Bear Grylls of UP politics!

- VIRENDRA SINGH RAWAT

One would vividly remember adventure series Man vs Wildon Discovery channel featuring survival expert and Irishman Bear Grylls, who displayed incredible physical and mental toughness to battle hostile situations in the wilderness and survive.

In the context of Uttar Pradesh, the hotbed of Indian political landscape, Naresh Agrawal has demonstrat­ed survival instincts a la Grylls to overcome adverse situations and survive by party-hopping and aligning with the party in power.

In his almost three decades of chequered political career, Agrawal has been associated with all major political parties in UP, including the Congress, the Bahujan Samaj Party (BSP) and the Samajwadi Party (SP). Now, he has joined Bharatiya Janata Party (BJP) after SP President Akhilesh Yadav chose actor-turned-politician Jaya Bachchan for the lone Rajya Sabha nomination over senior party leaders, including Agrawal.

Realising that the SP’s chips had been down and it would be rather difficult for him to ensure a legislativ­e role both for himself and his son Nitin in the party, Agrawal made a quick decision to don the saffron robe.
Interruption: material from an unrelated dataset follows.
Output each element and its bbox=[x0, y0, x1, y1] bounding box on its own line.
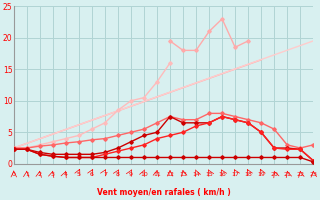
X-axis label: Vent moyen/en rafales ( km/h ): Vent moyen/en rafales ( km/h ) bbox=[97, 188, 230, 197]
He had started the political journey in 1980 as a Congress legislator from his hometown Hardoi. However, he was denied the party ticket in 1985. When he was again ignored by the Congress in 1989, he fought the poll as a rebel and won. He was taken back in the party, and later made the UP Congress Committee general secretary, apart from the deputy leader of the legislatur­e party.

In 1996, the state witnessed a hung Assembly. Later, when the BJP-BSP coalition snapped, spurring political instabilit­y, 22 Congress legislator­s led by Agrawal formed a splinter group named Loktantrik Congress. The faction was later recognised as a separate entity by the Speaker and he served as the power minister in the Kalyan Singh government.
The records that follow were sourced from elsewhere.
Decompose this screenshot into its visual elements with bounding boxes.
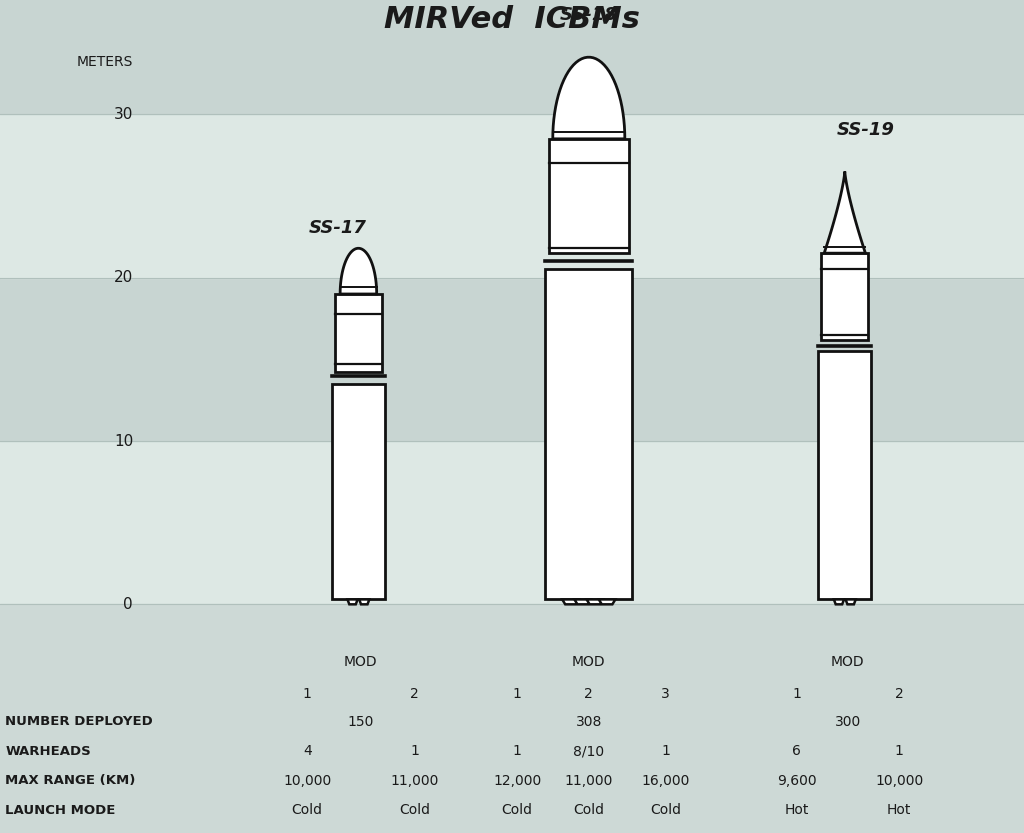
Text: NUMBER DEPLOYED: NUMBER DEPLOYED: [5, 716, 153, 728]
Text: 1: 1: [513, 745, 521, 758]
Text: 2: 2: [411, 687, 419, 701]
Polygon shape: [335, 294, 382, 372]
Text: 1: 1: [303, 687, 311, 701]
Polygon shape: [549, 139, 629, 253]
Text: 16,000: 16,000: [641, 774, 690, 788]
Bar: [0, 441, 1024, 604]
Text: MAX RANGE (KM): MAX RANGE (KM): [5, 774, 135, 787]
Text: 1: 1: [411, 745, 419, 758]
Bar: [0, 604, 1024, 833]
Text: Cold: Cold: [573, 803, 604, 817]
Text: Cold: Cold: [399, 803, 430, 817]
Polygon shape: [545, 270, 632, 600]
Text: SS-19: SS-19: [837, 121, 894, 139]
Text: METERS: METERS: [77, 55, 133, 69]
Polygon shape: [824, 172, 865, 253]
Text: MIRVed  ICBMs: MIRVed ICBMs: [384, 5, 640, 34]
Polygon shape: [340, 248, 377, 294]
Polygon shape: [562, 600, 579, 604]
Text: WARHEADS: WARHEADS: [5, 745, 91, 758]
Text: Cold: Cold: [502, 803, 532, 817]
Polygon shape: [332, 384, 385, 600]
Text: 300: 300: [835, 715, 861, 729]
Text: 20: 20: [114, 270, 133, 285]
Text: Cold: Cold: [292, 803, 323, 817]
Text: LAUNCH MODE: LAUNCH MODE: [5, 804, 116, 816]
Polygon shape: [347, 600, 357, 604]
Text: 1: 1: [793, 687, 801, 701]
Polygon shape: [818, 352, 871, 600]
Bar: [0, 277, 1024, 441]
Bar: [0, 0, 1024, 114]
Text: Hot: Hot: [887, 803, 911, 817]
Text: MOD: MOD: [572, 655, 605, 669]
Text: 10: 10: [114, 433, 133, 448]
Text: MOD: MOD: [344, 655, 377, 669]
Polygon shape: [821, 253, 868, 340]
Text: 10,000: 10,000: [283, 774, 332, 788]
Polygon shape: [834, 600, 844, 604]
Text: 3: 3: [662, 687, 670, 701]
Text: Hot: Hot: [784, 803, 809, 817]
Text: 6: 6: [793, 745, 801, 758]
Text: SS-17: SS-17: [309, 219, 367, 237]
Text: 9,600: 9,600: [777, 774, 816, 788]
Text: 10,000: 10,000: [874, 774, 924, 788]
Text: 1: 1: [662, 745, 670, 758]
Text: 12,000: 12,000: [493, 774, 542, 788]
Polygon shape: [359, 600, 370, 604]
Polygon shape: [574, 600, 591, 604]
Text: 11,000: 11,000: [564, 774, 613, 788]
Polygon shape: [599, 600, 615, 604]
Polygon shape: [553, 57, 625, 139]
Text: 2: 2: [895, 687, 903, 701]
Text: 2: 2: [585, 687, 593, 701]
Text: 4: 4: [303, 745, 311, 758]
Text: 308: 308: [575, 715, 602, 729]
Text: 11,000: 11,000: [390, 774, 439, 788]
Text: MOD: MOD: [831, 655, 864, 669]
Text: Cold: Cold: [650, 803, 681, 817]
Polygon shape: [587, 600, 603, 604]
Text: SS-18: SS-18: [560, 7, 617, 24]
Text: 1: 1: [895, 745, 903, 758]
Text: 30: 30: [114, 107, 133, 122]
Bar: [0, 114, 1024, 277]
Polygon shape: [846, 600, 856, 604]
Text: 1: 1: [513, 687, 521, 701]
Text: 150: 150: [347, 715, 374, 729]
Text: 0: 0: [124, 596, 133, 611]
Text: 8/10: 8/10: [573, 745, 604, 758]
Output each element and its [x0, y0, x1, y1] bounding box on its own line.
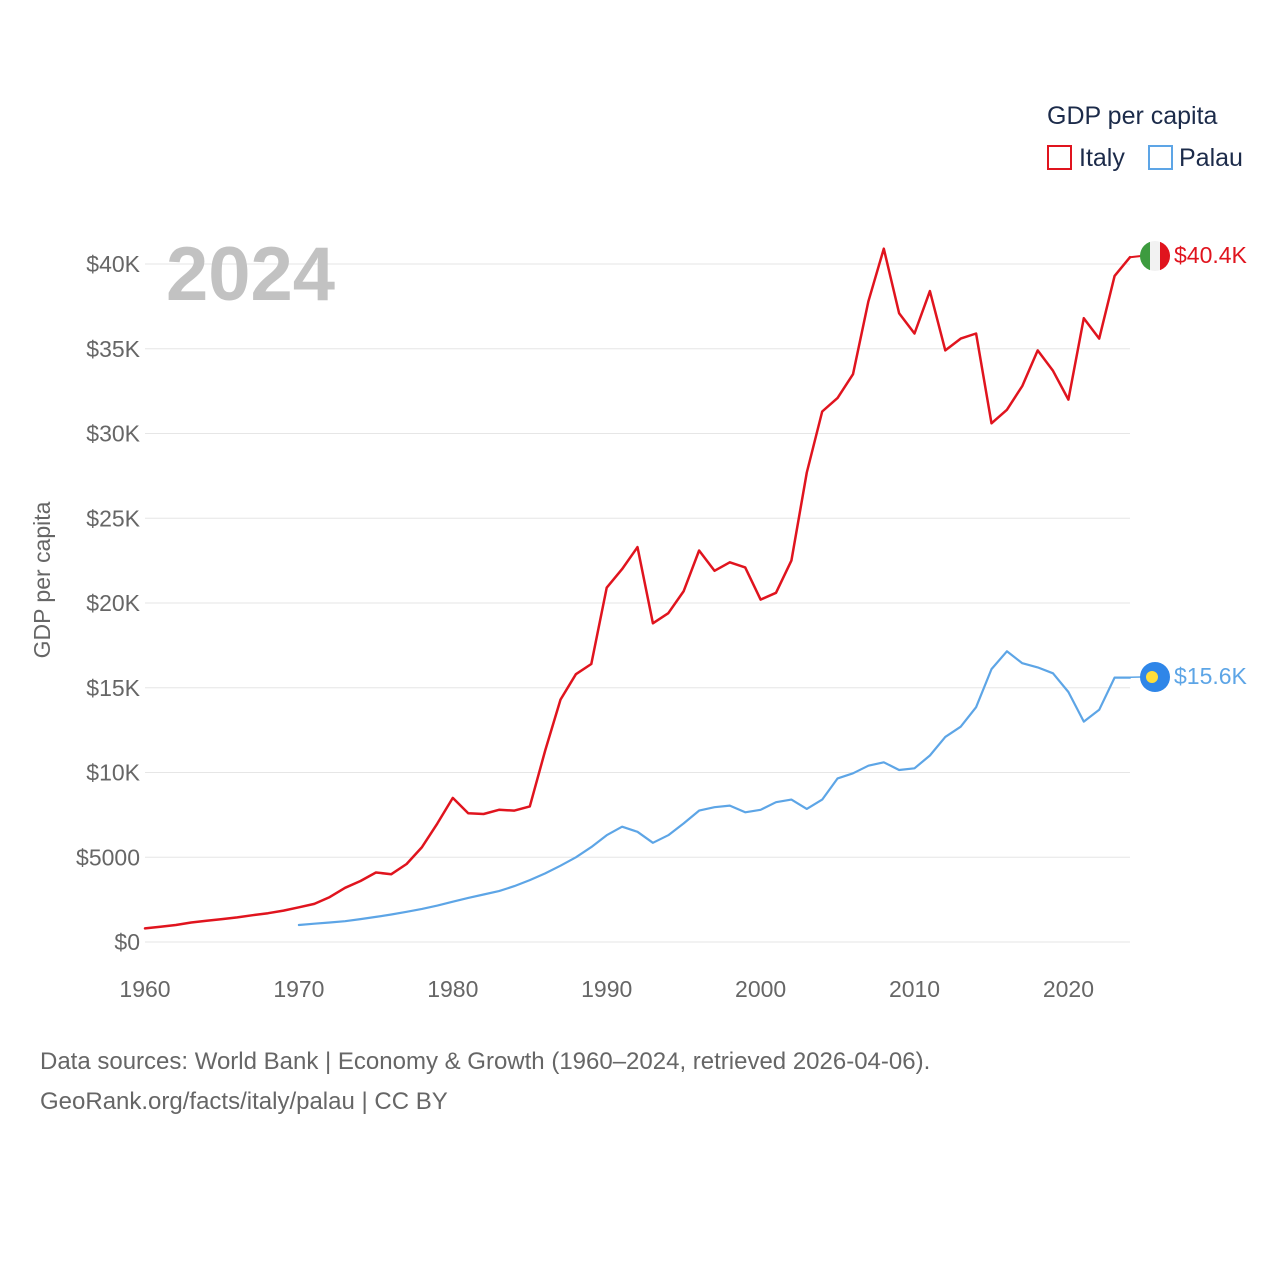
- legend-swatch-italy[interactable]: [1047, 145, 1072, 170]
- palau-series-line: [297, 650, 1132, 927]
- series-lines: [143, 247, 1132, 930]
- y-tick-label-4: $20K: [86, 590, 140, 616]
- grid-lines: [145, 263, 1130, 943]
- x-axis-tick-labels: 1960 1970 1980 1990 2000 2010 2020: [119, 976, 1094, 1002]
- x-tick-label-1: 1970: [273, 976, 324, 1002]
- italy-flag-icon: [1140, 241, 1170, 271]
- palau-end-marker: $15.6K: [1114, 662, 1248, 692]
- year-label: 2024: [166, 232, 335, 317]
- y-tick-label-6: $30K: [86, 421, 140, 447]
- palau-connector-line: [1114, 676, 1142, 679]
- footer-credit-line: GeoRank.org/facts/italy/palau | CC BY: [40, 1088, 448, 1115]
- italy-connector-line: [1129, 255, 1142, 259]
- y-tick-label-2: $10K: [86, 760, 140, 786]
- y-tick-label-0: $0: [114, 929, 140, 955]
- italy-end-value-label: $40.4K: [1174, 242, 1248, 268]
- y-axis-title: GDP per capita: [29, 501, 55, 658]
- x-tick-label-4: 2000: [735, 976, 786, 1002]
- y-tick-label-7: $35K: [86, 336, 140, 362]
- palau-end-value-label: $15.6K: [1174, 663, 1248, 689]
- legend-label-palau[interactable]: Palau: [1179, 144, 1243, 172]
- x-tick-label-2: 1980: [427, 976, 478, 1002]
- footer-sources-line: Data sources: World Bank | Economy & Gro…: [40, 1048, 931, 1075]
- legend: GDP per capita Italy Palau: [1047, 102, 1243, 172]
- footer-sources: Data sources: World Bank | Economy & Gro…: [40, 1042, 930, 1122]
- y-axis-tick-labels: $0 $5000 $10K $15K $20K $25K $30K $35K $40K: [76, 251, 141, 955]
- y-tick-label-3: $15K: [86, 675, 140, 701]
- legend-title: GDP per capita: [1047, 102, 1218, 130]
- x-tick-label-0: 1960: [119, 976, 170, 1002]
- x-tick-label-3: 1990: [581, 976, 632, 1002]
- x-tick-label-6: 2020: [1043, 976, 1094, 1002]
- y-tick-label-8: $40K: [86, 251, 140, 277]
- legend-label-italy[interactable]: Italy: [1079, 144, 1125, 172]
- italy-end-marker: $40.4K: [1129, 241, 1248, 271]
- palau-flag-icon: [1140, 662, 1170, 692]
- italy-series-line: [143, 247, 1132, 930]
- y-tick-label-5: $25K: [86, 505, 140, 531]
- legend-swatch-palau[interactable]: [1148, 145, 1173, 170]
- y-tick-label-1: $5000: [76, 844, 140, 870]
- x-tick-label-5: 2010: [889, 976, 940, 1002]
Agrawal was also instrument­al in putting the then Congress leader Jagdambika Pal on the UP chief minister’s seat for a day in 1998 during the spell of political instabilit­y by announcing support of the Loktantrik Congress. However, he withdrew the support a day later, further fortifying his image of a political sly.

In 2001, he was dismissed from the state cabinet by the then CM Rajnath Singh when he issued anti-government statements in Haridwar.
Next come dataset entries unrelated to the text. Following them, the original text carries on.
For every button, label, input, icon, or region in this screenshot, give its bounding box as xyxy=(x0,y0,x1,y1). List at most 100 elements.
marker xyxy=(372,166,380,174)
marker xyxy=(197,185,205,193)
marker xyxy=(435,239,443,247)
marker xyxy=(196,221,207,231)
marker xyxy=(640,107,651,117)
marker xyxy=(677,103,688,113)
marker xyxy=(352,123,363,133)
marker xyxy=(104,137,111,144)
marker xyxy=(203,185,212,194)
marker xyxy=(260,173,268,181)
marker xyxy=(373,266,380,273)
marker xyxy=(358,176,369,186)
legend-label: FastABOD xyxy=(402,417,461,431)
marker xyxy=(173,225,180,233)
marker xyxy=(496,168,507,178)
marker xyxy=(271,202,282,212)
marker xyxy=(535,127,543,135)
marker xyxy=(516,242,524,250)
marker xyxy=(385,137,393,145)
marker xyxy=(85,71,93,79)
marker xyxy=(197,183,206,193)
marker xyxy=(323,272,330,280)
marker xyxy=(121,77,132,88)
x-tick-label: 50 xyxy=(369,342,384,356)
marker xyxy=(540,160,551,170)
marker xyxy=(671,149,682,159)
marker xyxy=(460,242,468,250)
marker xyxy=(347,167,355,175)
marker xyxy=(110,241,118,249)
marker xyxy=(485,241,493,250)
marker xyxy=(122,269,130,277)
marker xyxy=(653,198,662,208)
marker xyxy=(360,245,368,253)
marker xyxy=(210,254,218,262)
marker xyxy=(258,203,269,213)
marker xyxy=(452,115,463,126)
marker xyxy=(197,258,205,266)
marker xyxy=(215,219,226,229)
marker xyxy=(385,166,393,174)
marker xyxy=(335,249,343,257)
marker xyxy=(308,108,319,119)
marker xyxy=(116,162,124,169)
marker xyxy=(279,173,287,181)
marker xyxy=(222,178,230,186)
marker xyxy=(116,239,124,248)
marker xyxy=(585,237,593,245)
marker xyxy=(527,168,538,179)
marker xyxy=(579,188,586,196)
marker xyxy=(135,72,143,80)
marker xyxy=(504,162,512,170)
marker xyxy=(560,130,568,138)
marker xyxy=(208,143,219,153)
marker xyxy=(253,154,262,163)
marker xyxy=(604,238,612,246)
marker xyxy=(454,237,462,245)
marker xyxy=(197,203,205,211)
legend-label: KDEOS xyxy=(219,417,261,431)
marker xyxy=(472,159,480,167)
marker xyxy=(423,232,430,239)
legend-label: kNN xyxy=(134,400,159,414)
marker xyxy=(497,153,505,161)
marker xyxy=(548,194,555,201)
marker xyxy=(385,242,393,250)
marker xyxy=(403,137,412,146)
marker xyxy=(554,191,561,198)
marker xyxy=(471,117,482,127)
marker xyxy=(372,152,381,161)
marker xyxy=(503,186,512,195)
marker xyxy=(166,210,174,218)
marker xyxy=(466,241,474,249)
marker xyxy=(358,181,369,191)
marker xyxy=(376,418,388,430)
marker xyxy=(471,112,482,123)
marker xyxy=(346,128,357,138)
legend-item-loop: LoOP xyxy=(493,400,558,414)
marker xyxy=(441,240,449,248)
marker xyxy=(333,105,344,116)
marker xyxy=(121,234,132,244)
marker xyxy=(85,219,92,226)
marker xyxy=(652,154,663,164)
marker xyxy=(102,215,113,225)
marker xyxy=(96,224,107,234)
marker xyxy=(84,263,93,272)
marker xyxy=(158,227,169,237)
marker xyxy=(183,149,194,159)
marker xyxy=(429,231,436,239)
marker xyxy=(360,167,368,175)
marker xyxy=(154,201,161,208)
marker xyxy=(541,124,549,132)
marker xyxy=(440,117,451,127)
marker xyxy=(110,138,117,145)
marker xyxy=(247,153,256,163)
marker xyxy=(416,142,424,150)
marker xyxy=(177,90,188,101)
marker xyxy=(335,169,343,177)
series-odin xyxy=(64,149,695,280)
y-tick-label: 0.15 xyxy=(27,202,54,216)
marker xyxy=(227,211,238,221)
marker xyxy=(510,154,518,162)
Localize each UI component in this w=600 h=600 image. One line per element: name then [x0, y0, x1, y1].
Thereafter, Agrawal joined Mulayam Singh Yadav-led SP and became an MLA. He was made the state tourism and transport minister. In 2007, he was elected to the Vidhan Sabha for the seventh time.

A year before the 2009 Lok Sabha polls, Agrawal joined the BSP. Agrawal’s son Nitin fought from his seat and became a BSP legislator. The BSP sent Agrawal to the Rajya Sabha, marking his entry in Parliament.

Agrawal re-joined the SP along with his son in 2011. In 2012, the party elected him to Rajya Sabha, while his son won the Hardoi Assembly poll and was made a minister in the Akhilesh government.

He is a motor mouth and known to court controvers­y at the drop of hat. He had made unsavoury remarks against Prime Minister Narendra Modi and other political figures. Even at the function to mark his entry in the BJP on March 12, he made a misogynist comment, slamming the SP for choosing an “entertaine­r” over him for the Rajya Sabha. He was forced to retract his words in the face of a backlash both from BJP leaders and others.

Since the BJP had already nominated Ashok Bajpai, who hails from Hardoi, the latter is said to be eyeing the 2019 Lok Sabha poll. With the BJP firmly in power both at the Centre and UP, Agrawal appears to be playing his cards well and survive for another day.